A Transatlantic Diplomatic Exchange Fellow from Ankara discovers more similarities than he expected when he spends a year in Foggy Bottom. 


American Foreign Service Association - June 2014

However long my career as a Turkish diplomat lasts, I will always cherish my year (2011-2012) at the U.S. Department of State with the Transatlantic Diplomatic Exchange Fellowship Program. This unique program allows diplomats from NATO and the European Union to work at State for a year. The Turkish Foreign Ministry highly values this opportunity for its diplomats to experience the U.S. foreign policymaking process from the inside, and to facilitate better relations between our two countries.

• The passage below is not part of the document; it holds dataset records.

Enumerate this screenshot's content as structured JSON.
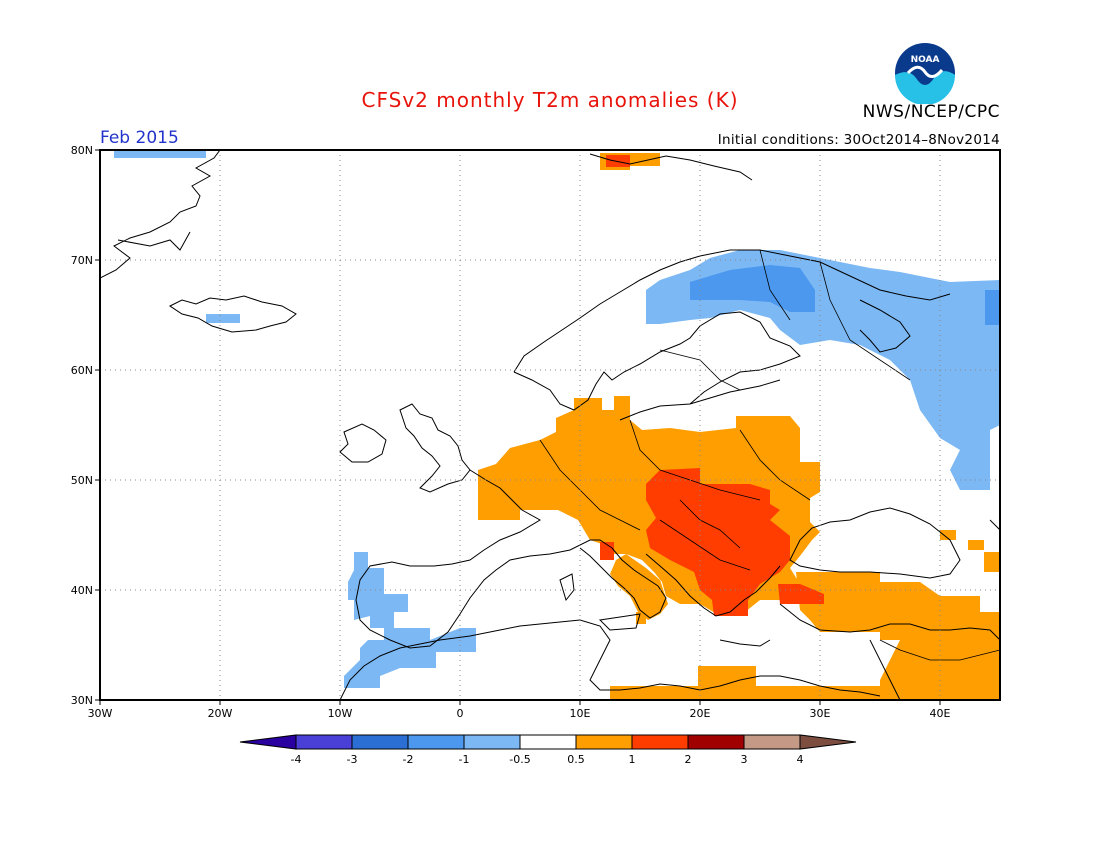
{
  "header": {
    "title": "CFSv2 monthly T2m anomalies (K)",
    "agency": "NWS/NCEP/CPC",
    "month": "Feb 2015",
    "initial_conditions": "Initial conditions: 30Oct2014–8Nov2014",
    "logo_text": "NOAA"
  },
  "map": {
    "extent": {
      "lon": [
        -30,
        45
      ],
      "lat": [
        30,
        80
      ]
    },
    "lat_ticks": [
      "30N",
      "40N",
      "50N",
      "60N",
      "70N",
      "80N"
    ],
    "lon_ticks": [
      "30W",
      "20W",
      "10W",
      "0",
      "10E",
      "20E",
      "30E",
      "40E"
    ],
    "grid": "dotted",
    "anomaly_regions": [
      {
        "name": "Greenland coast",
        "level": "-1 to -0.5"
      },
      {
        "name": "Iceland",
        "level": "-1 to -0.5"
      },
      {
        "name": "Svalbard",
        "level": "1 to 2"
      },
      {
        "name": "Northern Scandinavia / Russia",
        "level": "-2 to -0.5"
      },
      {
        "name": "Iberia west & Morocco",
        "level": "-1 to -0.5"
      },
      {
        "name": "Central Europe",
        "level": "0.5 to 1"
      },
      {
        "name": "Balkans / Hungary",
        "level": "1 to 2"
      },
      {
        "name": "Turkey / Middle East",
        "level": "0.5 to 1"
      }
    ]
  },
  "colorbar": {
    "labels": [
      "-4",
      "-3",
      "-2",
      "-1",
      "-0.5",
      "0.5",
      "1",
      "2",
      "3",
      "4"
    ],
    "colors": [
      "#2a00a0",
      "#4a40d8",
      "#2c6fd4",
      "#4b98ee",
      "#7cb8f4",
      "#ffffff",
      "#ff9e00",
      "#ff3d00",
      "#a00000",
      "#c49a86",
      "#7d4e40"
    ]
  }
}
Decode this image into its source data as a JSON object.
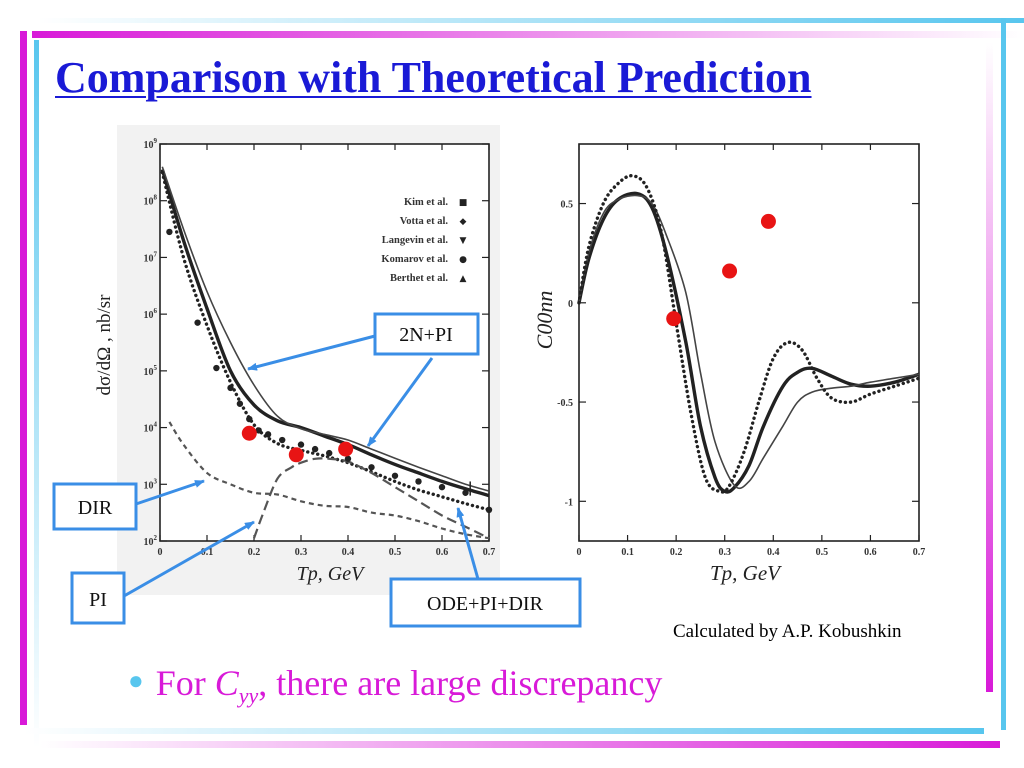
{
  "slide": {
    "title": "Comparison with Theoretical Prediction",
    "credit": "Calculated by A.P. Kobushkin",
    "bullet": {
      "prefix": "For ",
      "symbol": "C",
      "subscript": "yy",
      "suffix": ", there are large discrepancy"
    },
    "colors": {
      "title": "#1a1ad6",
      "bullet_text": "#d81ad8",
      "bullet_dot": "#58c6ee",
      "callout_border": "#3a8ee6",
      "markers": "#e81414",
      "accent_cyan": "#58c6ee",
      "accent_magenta": "#d81ad8"
    }
  },
  "callouts": [
    {
      "id": "2n-pi",
      "label": "2N+PI"
    },
    {
      "id": "dir",
      "label": "DIR"
    },
    {
      "id": "pi",
      "label": "PI"
    },
    {
      "id": "ode-pi-dir",
      "label": "ODE+PI+DIR"
    }
  ],
  "chart_data": [
    {
      "type": "line",
      "xlabel": "Tp, GeV",
      "ylabel": "dσ/dΩ , nb/sr",
      "log_y": true,
      "xlim": [
        0,
        0.7
      ],
      "ylim_log10": [
        2,
        9
      ],
      "x_ticks": [
        "0",
        "0.1",
        "0.2",
        "0.3",
        "0.4",
        "0.5",
        "0.6",
        "0.7"
      ],
      "y_ticks": [
        "10^2",
        "10^3",
        "10^4",
        "10^5",
        "10^6",
        "10^7",
        "10^8",
        "10^9"
      ],
      "legend_position": "top-right",
      "legend": [
        {
          "name": "Kim et al.",
          "symbol": "■"
        },
        {
          "name": "Votta et al.",
          "symbol": "◆"
        },
        {
          "name": "Langevin et al.",
          "symbol": "▼"
        },
        {
          "name": "Komarov et al.",
          "symbol": "●"
        },
        {
          "name": "Berthet et al.",
          "symbol": "▲"
        }
      ],
      "series": [
        {
          "name": "2N+PI",
          "style": "solid-thick",
          "x": [
            0.005,
            0.05,
            0.1,
            0.15,
            0.2,
            0.25,
            0.3,
            0.35,
            0.4,
            0.45,
            0.5,
            0.55,
            0.6,
            0.65,
            0.7
          ],
          "log10y": [
            8.55,
            7.3,
            6.1,
            5.0,
            4.4,
            4.12,
            4.0,
            3.85,
            3.7,
            3.52,
            3.35,
            3.2,
            3.05,
            2.92,
            2.8
          ]
        },
        {
          "style": "solid-thin",
          "x": [
            0.005,
            0.05,
            0.1,
            0.15,
            0.2,
            0.25,
            0.3,
            0.35,
            0.4,
            0.45,
            0.5,
            0.55,
            0.6,
            0.65,
            0.7
          ],
          "log10y": [
            8.6,
            7.5,
            6.4,
            5.5,
            4.75,
            4.2,
            3.98,
            3.88,
            3.78,
            3.62,
            3.46,
            3.3,
            3.15,
            3.0,
            2.88
          ]
        },
        {
          "name": "ODE+PI+DIR",
          "style": "dotted",
          "x": [
            0.005,
            0.05,
            0.1,
            0.15,
            0.2,
            0.25,
            0.3,
            0.35,
            0.4,
            0.45,
            0.5,
            0.55,
            0.6,
            0.65,
            0.7
          ],
          "log10y": [
            8.5,
            7.0,
            5.8,
            4.8,
            4.05,
            3.72,
            3.6,
            3.5,
            3.38,
            3.22,
            3.05,
            2.9,
            2.78,
            2.66,
            2.55
          ]
        },
        {
          "name": "PI",
          "style": "long-dash",
          "x": [
            0.2,
            0.22,
            0.25,
            0.28,
            0.3,
            0.33,
            0.36,
            0.4,
            0.45,
            0.5,
            0.55,
            0.6,
            0.65,
            0.7
          ],
          "log10y": [
            2.05,
            2.5,
            3.1,
            3.3,
            3.38,
            3.45,
            3.45,
            3.4,
            3.2,
            2.95,
            2.7,
            2.45,
            2.25,
            2.05
          ]
        },
        {
          "name": "DIR",
          "style": "short-dash",
          "x": [
            0.02,
            0.05,
            0.1,
            0.15,
            0.2,
            0.25,
            0.3,
            0.35,
            0.4,
            0.45,
            0.5,
            0.55,
            0.6,
            0.65,
            0.7
          ],
          "log10y": [
            4.1,
            3.7,
            3.2,
            3.0,
            2.85,
            2.82,
            2.7,
            2.62,
            2.6,
            2.5,
            2.45,
            2.35,
            2.22,
            2.12,
            2.05
          ]
        }
      ],
      "data_points": {
        "x": [
          0.02,
          0.08,
          0.12,
          0.15,
          0.17,
          0.19,
          0.21,
          0.23,
          0.26,
          0.3,
          0.33,
          0.36,
          0.4,
          0.45,
          0.5,
          0.55,
          0.6,
          0.65,
          0.7
        ],
        "log10y": [
          7.45,
          5.85,
          5.05,
          4.7,
          4.42,
          4.15,
          3.95,
          3.88,
          3.78,
          3.7,
          3.62,
          3.55,
          3.45,
          3.3,
          3.15,
          3.05,
          2.95,
          2.85,
          2.55
        ]
      },
      "markers": {
        "x": [
          0.19,
          0.29,
          0.395
        ],
        "log10y": [
          3.9,
          3.52,
          3.62
        ]
      }
    },
    {
      "type": "line",
      "xlabel": "Tp, GeV",
      "ylabel": "C00nn",
      "xlim": [
        0,
        0.7
      ],
      "ylim": [
        -1.2,
        0.8
      ],
      "x_ticks": [
        "0",
        "0.1",
        "0.2",
        "0.3",
        "0.4",
        "0.5",
        "0.6",
        "0.7"
      ],
      "y_ticks": [
        "0.5",
        "0",
        "-0.5",
        "-1"
      ],
      "series": [
        {
          "style": "solid-thick",
          "x": [
            0,
            0.02,
            0.05,
            0.08,
            0.12,
            0.15,
            0.18,
            0.22,
            0.25,
            0.28,
            0.3,
            0.32,
            0.35,
            0.38,
            0.42,
            0.45,
            0.48,
            0.52,
            0.56,
            0.6,
            0.65,
            0.7
          ],
          "y": [
            0,
            0.22,
            0.42,
            0.52,
            0.55,
            0.48,
            0.25,
            -0.2,
            -0.62,
            -0.88,
            -0.95,
            -0.93,
            -0.82,
            -0.62,
            -0.42,
            -0.35,
            -0.33,
            -0.37,
            -0.41,
            -0.42,
            -0.4,
            -0.36
          ]
        },
        {
          "style": "solid-thin",
          "x": [
            0,
            0.02,
            0.05,
            0.08,
            0.12,
            0.15,
            0.18,
            0.22,
            0.25,
            0.28,
            0.32,
            0.35,
            0.38,
            0.42,
            0.45,
            0.48,
            0.52,
            0.56,
            0.6,
            0.65,
            0.7
          ],
          "y": [
            0,
            0.25,
            0.45,
            0.52,
            0.54,
            0.5,
            0.34,
            0.05,
            -0.35,
            -0.7,
            -0.92,
            -0.9,
            -0.78,
            -0.62,
            -0.5,
            -0.45,
            -0.43,
            -0.42,
            -0.4,
            -0.38,
            -0.36
          ]
        },
        {
          "style": "dotted",
          "x": [
            0,
            0.02,
            0.05,
            0.08,
            0.11,
            0.14,
            0.17,
            0.2,
            0.23,
            0.26,
            0.29,
            0.31,
            0.34,
            0.37,
            0.4,
            0.43,
            0.46,
            0.49,
            0.52,
            0.56,
            0.6,
            0.65,
            0.7
          ],
          "y": [
            0,
            0.28,
            0.5,
            0.6,
            0.64,
            0.58,
            0.35,
            -0.1,
            -0.55,
            -0.88,
            -0.95,
            -0.92,
            -0.75,
            -0.5,
            -0.28,
            -0.2,
            -0.24,
            -0.38,
            -0.48,
            -0.5,
            -0.46,
            -0.42,
            -0.38
          ]
        }
      ],
      "markers": {
        "x": [
          0.195,
          0.31,
          0.39
        ],
        "y": [
          -0.08,
          0.16,
          0.41
        ]
      }
    }
  ]
}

Excited as I was to be assigned to such an important program, I must confess that I had no real idea just how challenging—and rewarding—an experience it would be. It took longer than I expected to overcome a difficult-to-explain sense that I was some sort of impostor—a feeling exacerbated whenever I met someone who treated me as one of his or her “ordinary” American colleagues. In fact, many of my State Department colleagues were genuinely surprised to learn I am a Turkish diplomat, especially those who had never before met a Transatlantic Diplomatic Fellow.